Jada looks at me, horrified. The how-could-you glare. Good people angry and disgusted with me.

This feels familiar. I’m definitely home.

The guard pushes off the wall. “Let’s go. Time’s up.”

When she gets to the door, she turns.

I give her an academy-award-winning look of boredom. “Rhymes with frost maws.” She turns and heads out the door.

“Harsh, man,” the chop shop guy says.

“It’s no favor to hang a person slowly,” I say.

Arnold shows up at around seven. He’s got lawyers on the project of getting me out, but it’s not so easy, considering the judges have all gone home for the weekend. Apparently, even my expensive lawyers are having trouble with that one.

“The good news is that Charley has connections across the city,” he says. “It’s three in the morning in London—”

“No,” I say. “No way. We don’t need Charley. I won’t go begging to Charley, hat in hand. I’d rather spend the night in lockup.”

Arnold says, “He’d want to help you. Charley has always admired you.”

“I’ve always done my best to break him of that. Sometimes dreams do come true, you know.” I wipe an invisible speck off the suit jacket Jada helped me choose this morning. A lifetime ago.

“Jaxon, you were just getting a new lease on life. You were with that lovely girl, and working together on a project that was close to your heart with the work family of yours—”

“Quite the tale of tragedy, I know. As a matter of fact, Jada stopped by earlier. God knows why, but it won’t be happening again. Turns out the new lease on life had a few loopholes. Like the loophole that I didn’t want it.”

“What have you done?” he asks.

“What have I done? She doesn’t understand how I am.” How I’ve always been.
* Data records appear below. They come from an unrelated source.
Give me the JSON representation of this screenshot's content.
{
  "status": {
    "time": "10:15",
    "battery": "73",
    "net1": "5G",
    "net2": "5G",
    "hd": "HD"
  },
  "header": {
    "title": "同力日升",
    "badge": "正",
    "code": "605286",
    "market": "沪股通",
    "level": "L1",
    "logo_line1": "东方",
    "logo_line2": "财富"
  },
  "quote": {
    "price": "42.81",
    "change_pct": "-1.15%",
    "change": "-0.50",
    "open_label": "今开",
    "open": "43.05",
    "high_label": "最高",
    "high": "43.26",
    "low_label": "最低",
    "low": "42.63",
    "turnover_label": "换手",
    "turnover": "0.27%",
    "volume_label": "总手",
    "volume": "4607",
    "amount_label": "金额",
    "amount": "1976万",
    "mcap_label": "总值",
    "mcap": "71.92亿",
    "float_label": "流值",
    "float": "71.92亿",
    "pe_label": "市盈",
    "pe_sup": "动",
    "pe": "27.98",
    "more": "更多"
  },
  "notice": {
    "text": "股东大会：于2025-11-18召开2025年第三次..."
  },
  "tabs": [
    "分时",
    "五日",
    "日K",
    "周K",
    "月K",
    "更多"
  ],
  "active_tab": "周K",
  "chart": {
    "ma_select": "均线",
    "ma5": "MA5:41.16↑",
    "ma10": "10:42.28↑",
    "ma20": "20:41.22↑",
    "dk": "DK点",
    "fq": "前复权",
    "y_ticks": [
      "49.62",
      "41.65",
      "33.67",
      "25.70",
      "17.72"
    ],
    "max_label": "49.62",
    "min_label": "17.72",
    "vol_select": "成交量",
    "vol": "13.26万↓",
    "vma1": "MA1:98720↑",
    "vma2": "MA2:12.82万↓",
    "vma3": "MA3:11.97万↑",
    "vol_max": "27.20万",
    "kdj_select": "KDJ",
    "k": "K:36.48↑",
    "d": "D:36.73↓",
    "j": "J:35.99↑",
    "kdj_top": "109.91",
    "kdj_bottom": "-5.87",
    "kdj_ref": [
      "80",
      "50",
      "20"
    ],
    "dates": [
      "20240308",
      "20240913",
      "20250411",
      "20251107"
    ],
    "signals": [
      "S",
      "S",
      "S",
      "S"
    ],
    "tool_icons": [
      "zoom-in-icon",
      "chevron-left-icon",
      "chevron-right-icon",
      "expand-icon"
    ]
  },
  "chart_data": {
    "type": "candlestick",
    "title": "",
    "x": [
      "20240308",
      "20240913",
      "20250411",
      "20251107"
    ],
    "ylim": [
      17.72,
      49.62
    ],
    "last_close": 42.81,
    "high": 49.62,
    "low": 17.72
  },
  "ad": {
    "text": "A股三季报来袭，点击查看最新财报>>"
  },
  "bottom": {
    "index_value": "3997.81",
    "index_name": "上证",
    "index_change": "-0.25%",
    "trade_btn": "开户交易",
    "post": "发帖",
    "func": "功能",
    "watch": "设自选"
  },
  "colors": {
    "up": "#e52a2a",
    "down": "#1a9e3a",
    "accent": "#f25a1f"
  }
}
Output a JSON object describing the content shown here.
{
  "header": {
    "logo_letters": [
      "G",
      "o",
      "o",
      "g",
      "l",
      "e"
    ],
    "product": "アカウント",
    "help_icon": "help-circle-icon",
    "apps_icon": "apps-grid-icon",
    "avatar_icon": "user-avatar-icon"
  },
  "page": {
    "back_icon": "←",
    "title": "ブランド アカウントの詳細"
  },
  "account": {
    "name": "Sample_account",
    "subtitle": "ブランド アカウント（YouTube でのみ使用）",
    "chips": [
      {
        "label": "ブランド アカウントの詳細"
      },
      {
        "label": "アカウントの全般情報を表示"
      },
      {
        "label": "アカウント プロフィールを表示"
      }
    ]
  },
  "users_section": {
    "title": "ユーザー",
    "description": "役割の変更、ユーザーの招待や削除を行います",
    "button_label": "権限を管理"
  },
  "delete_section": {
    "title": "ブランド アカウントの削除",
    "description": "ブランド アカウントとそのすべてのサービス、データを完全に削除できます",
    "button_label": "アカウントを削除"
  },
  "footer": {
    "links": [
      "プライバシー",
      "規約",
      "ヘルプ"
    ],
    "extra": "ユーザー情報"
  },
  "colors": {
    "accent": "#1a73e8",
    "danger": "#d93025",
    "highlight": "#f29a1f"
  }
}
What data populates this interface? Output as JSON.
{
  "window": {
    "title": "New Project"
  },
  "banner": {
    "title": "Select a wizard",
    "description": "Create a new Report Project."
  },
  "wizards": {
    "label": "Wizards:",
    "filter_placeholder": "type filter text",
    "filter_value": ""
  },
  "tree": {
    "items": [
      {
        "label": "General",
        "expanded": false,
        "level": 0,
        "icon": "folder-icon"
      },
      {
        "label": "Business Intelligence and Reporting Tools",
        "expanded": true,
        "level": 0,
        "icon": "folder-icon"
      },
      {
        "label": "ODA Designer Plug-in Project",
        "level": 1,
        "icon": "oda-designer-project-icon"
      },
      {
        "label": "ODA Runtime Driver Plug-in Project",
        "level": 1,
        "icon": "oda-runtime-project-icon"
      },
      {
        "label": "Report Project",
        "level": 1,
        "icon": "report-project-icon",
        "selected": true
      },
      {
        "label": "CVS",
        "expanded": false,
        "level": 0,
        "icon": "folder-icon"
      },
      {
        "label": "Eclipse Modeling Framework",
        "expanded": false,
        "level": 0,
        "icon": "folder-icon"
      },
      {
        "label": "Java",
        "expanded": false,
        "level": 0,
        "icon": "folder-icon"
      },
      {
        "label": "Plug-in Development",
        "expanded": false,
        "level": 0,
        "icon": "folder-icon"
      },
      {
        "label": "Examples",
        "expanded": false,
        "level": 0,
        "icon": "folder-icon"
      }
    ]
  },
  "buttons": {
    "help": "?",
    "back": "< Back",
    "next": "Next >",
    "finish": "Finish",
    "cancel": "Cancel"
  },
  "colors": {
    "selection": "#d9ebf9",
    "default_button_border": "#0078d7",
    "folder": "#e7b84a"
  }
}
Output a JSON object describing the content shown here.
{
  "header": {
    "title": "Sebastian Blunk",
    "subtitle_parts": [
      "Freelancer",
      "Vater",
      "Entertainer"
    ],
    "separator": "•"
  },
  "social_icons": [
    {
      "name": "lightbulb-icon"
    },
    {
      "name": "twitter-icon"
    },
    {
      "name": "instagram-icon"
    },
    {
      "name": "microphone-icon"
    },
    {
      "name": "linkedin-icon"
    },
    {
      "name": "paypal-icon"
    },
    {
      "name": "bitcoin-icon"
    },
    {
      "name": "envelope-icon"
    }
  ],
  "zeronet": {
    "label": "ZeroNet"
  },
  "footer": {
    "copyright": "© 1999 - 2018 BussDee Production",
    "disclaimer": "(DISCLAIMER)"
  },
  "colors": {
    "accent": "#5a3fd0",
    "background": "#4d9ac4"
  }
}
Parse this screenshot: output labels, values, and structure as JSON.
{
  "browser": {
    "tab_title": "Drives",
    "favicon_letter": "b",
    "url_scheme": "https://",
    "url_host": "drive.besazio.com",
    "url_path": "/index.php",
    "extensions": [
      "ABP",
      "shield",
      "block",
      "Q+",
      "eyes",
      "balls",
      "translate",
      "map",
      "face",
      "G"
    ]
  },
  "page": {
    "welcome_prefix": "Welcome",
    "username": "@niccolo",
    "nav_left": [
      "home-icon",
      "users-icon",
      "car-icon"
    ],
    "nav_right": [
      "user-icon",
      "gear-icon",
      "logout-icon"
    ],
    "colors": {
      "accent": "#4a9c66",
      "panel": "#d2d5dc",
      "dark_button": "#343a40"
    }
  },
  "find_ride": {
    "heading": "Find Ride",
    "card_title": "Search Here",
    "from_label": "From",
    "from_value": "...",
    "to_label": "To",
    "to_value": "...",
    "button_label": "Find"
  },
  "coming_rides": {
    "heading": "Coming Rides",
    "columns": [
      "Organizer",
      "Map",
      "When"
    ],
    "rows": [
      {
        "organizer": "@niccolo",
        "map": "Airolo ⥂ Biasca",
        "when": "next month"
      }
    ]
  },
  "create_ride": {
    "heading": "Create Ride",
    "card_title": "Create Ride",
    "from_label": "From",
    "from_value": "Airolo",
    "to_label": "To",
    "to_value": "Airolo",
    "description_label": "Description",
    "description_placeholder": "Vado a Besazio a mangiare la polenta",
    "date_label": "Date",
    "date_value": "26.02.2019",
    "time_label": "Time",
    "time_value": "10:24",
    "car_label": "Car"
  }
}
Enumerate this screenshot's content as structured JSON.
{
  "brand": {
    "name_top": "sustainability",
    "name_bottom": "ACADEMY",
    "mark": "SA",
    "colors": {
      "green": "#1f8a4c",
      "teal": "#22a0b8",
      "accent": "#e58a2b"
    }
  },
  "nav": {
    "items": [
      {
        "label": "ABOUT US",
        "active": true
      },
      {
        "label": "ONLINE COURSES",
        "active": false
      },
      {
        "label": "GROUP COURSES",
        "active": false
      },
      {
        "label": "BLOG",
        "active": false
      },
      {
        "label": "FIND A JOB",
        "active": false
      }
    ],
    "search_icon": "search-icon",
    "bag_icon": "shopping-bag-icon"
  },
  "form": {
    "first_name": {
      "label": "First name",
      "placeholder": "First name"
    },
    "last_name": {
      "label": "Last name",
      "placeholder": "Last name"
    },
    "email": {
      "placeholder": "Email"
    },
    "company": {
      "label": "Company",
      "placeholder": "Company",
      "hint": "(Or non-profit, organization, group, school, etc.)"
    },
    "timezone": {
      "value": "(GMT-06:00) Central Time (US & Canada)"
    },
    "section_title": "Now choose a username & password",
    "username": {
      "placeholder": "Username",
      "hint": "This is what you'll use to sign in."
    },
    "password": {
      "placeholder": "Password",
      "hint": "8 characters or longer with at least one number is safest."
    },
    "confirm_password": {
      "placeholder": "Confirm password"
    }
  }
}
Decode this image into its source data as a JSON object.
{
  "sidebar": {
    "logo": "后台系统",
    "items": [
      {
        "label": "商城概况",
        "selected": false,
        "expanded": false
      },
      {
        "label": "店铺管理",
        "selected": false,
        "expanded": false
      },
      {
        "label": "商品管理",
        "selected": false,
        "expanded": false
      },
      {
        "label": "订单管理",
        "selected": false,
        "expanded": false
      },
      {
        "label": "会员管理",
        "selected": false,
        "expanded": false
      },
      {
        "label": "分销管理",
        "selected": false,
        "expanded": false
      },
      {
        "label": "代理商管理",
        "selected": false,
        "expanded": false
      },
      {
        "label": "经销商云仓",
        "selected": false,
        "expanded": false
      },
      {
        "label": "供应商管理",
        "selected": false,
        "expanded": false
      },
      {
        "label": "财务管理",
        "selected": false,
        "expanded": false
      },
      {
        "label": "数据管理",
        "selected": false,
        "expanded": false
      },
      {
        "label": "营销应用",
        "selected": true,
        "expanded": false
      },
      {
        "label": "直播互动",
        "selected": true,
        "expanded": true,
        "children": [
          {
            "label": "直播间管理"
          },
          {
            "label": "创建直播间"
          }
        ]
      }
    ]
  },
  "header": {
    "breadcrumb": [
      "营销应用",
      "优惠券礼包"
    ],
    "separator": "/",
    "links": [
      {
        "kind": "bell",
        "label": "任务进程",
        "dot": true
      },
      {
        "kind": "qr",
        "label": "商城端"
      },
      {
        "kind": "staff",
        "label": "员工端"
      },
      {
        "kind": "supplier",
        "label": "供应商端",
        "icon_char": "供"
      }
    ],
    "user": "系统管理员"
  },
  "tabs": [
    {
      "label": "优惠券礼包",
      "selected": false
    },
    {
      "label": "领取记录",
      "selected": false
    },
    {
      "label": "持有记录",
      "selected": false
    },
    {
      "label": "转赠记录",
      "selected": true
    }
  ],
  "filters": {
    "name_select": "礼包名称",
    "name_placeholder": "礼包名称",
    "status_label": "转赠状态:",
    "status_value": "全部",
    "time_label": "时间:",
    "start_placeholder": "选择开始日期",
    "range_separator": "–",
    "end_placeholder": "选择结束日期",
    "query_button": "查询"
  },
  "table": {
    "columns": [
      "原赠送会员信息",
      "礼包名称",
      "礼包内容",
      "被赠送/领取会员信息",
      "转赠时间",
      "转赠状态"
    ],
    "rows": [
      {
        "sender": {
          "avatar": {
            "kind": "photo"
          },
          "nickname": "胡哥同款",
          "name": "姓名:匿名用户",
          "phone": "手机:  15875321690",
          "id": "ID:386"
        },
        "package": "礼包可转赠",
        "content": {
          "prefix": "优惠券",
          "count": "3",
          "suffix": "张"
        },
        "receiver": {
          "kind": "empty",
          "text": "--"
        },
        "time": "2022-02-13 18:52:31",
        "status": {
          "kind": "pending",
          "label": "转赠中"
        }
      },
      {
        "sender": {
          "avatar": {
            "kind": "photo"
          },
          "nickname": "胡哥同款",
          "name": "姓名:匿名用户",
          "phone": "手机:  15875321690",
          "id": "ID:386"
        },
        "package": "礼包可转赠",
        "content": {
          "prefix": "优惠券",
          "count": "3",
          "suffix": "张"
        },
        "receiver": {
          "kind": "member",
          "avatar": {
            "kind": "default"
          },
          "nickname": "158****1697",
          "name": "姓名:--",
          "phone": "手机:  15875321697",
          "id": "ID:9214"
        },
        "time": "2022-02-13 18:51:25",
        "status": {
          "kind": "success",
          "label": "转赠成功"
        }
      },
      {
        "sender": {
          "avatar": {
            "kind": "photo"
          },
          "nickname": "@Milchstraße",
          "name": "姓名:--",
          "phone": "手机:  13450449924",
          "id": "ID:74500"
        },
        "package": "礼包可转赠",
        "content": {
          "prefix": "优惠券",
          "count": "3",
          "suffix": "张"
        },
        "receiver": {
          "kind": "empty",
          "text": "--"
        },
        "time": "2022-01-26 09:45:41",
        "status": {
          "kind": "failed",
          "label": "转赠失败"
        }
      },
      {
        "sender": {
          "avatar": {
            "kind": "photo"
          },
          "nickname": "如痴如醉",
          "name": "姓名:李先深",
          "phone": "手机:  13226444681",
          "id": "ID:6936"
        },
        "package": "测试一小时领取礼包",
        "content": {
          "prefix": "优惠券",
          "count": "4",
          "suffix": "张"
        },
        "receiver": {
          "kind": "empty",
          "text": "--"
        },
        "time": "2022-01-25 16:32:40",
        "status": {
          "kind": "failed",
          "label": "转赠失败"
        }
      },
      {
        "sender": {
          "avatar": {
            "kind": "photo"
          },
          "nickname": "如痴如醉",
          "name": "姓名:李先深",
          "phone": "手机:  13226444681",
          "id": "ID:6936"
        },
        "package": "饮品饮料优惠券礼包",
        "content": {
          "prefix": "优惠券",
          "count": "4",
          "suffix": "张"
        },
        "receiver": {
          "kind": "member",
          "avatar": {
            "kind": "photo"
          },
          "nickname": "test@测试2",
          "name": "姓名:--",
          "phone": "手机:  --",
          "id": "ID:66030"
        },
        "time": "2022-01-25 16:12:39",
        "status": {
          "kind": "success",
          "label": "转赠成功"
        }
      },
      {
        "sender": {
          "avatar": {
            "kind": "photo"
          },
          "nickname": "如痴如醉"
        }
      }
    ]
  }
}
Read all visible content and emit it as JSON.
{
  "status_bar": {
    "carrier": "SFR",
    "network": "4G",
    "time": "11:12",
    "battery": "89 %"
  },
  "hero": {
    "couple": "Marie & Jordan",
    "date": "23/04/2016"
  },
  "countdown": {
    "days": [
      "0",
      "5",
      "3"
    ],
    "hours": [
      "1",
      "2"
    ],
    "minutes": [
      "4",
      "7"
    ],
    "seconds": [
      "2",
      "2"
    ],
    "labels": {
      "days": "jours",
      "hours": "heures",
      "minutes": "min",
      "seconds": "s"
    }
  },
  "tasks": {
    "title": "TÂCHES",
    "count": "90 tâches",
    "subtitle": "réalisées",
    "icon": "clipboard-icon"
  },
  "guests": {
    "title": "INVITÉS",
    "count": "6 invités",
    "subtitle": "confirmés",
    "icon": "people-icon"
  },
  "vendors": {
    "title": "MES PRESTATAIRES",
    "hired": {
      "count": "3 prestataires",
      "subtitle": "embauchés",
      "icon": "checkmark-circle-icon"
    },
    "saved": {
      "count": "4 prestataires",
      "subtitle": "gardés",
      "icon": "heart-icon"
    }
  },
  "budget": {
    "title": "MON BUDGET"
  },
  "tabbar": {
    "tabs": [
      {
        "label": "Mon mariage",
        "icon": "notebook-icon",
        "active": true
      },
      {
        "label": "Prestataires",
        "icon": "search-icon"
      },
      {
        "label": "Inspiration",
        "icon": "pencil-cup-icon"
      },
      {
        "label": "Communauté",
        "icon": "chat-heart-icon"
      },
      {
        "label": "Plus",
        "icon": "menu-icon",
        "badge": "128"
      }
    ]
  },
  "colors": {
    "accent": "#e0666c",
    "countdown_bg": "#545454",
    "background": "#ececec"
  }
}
How I have to be. “I set the record straight, and she walked away.” Even as I say it, I feel this twist in my gut. I wish I’d never come to America. Why did I come? The siren song of the butt-dialer, I suppose.

Arnold presses me for details. The guard is busy with other people and I’m bored, so I fill him in. Arnold and I have been talking more recently, relating more on a human level than an employer-employee level, and I’m not sure how to put that particular genie back in the bottle. He probably thinks I’ve changed or something. Jada’s not the only one who could do with a better grasp on the reality of the situation, I suppose.

“That girl believes in you,” he says. “She does—I saw it. She’s smitten with you, and if you forgive me for speaking bluntly, you need to pull your head out of your ass.”

I blink. “This new tough love bit. Not a fan.” Turning away from him, I go back and sit down. “I don’t want to stay the weekend. Let’s get the lawyers believing in that one.”

As it turns out, I do end up staying for a good part of the weekend. It’s not until Sunday afternoon that Soto manages to place the right amount of money in the right hands to get me in front of a judge who releases me on my own recognizance.